Then guess black for the first half and red for the second half. This lets you determine how many blacks and reds are in the second half of the deck, and consequently how many are in the first half of the deck.

Example: Let's suppose we get (total black) correct the first time. There are that many black cards in the whole deck.

Then we get Y correct. This equals the number of black cards in the first half (call that B1) + the number of red cards in the second half. The number of red cards in the second half must equal 13 - B2, where B2 is the number of black cards in the second half of the deck.
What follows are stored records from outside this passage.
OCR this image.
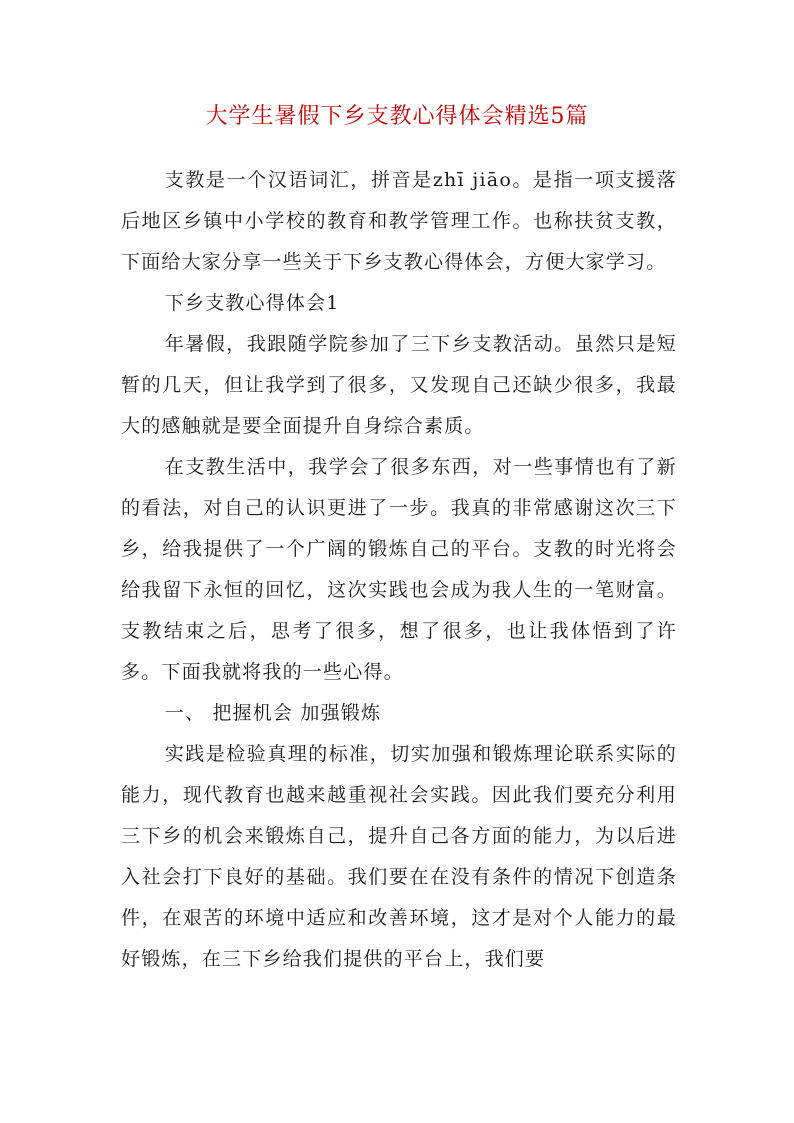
大学生暑假下乡支教心得体会精选5篇

支教是一个汉语词汇，拼音是zhī jiāo。是指一项支援落后地区乡镇中小学校的教育和教学管理工作。也称扶贫支教，下面给大家分享一些关于下乡支教心得体会，方便大家学习。

下乡支教心得体会1

年暑假，我跟随学院参加了三下乡支教活动。虽然只是短暂的几天，但让我学到了很多，又发现自己还缺少很多，我最大的感触就是要全面提升自身综合素质。

在支教生活中，我学会了很多东西，对一些事情也有了新的看法，对自己的认识更进了一步。我真的非常感谢这次三下乡，给我提供了一个广阔的锻炼自己的平台。支教的时光将会给我留下永恒的回忆，这次实践也会成为我人生的一笔财富。支教结束之后，思考了很多，想了很多，也让我体悟到了许多。下面我就将我的一些心得。

一、 把握机会 加强锻炼

实践是检验真理的标准，切实加强和锻炼理论联系实际的能力，现代教育也越来越重视社会实践。因此我们要充分利用三下乡的机会来锻炼自己，提升自己各方面的能力，为以后进入社会打下良好的基础。我们要在在没有条件的情况下创造条件，在艰苦的环境中适应和改善环境，这才是对个人能力的最好锻炼，在三下乡给我们提供的平台上，我们要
So we have Y = B1 + 13 - B2, and (total black) = B1 + B2. This gives us:

(total black) + Y = 2B1 + 13

B1 = [(total black) + Y - 13]/2

Then we can get B2 (and R1 and R2).

That's four questions so far.

Using a similar trick can get us the number of blacks in the first and second "quarters" of the deck. (First 6 and 7 cards). Repeating it again can get us the number of blacks in the third and fourth quarters (Last 6 and 7 cards).

Hmm... all these odd numbers look bad. A 14/12 initial split is probably better. A single question can identify the colors of one pair of cards using this kind of technique, but can't get the colors of three cards, as far as I can tell.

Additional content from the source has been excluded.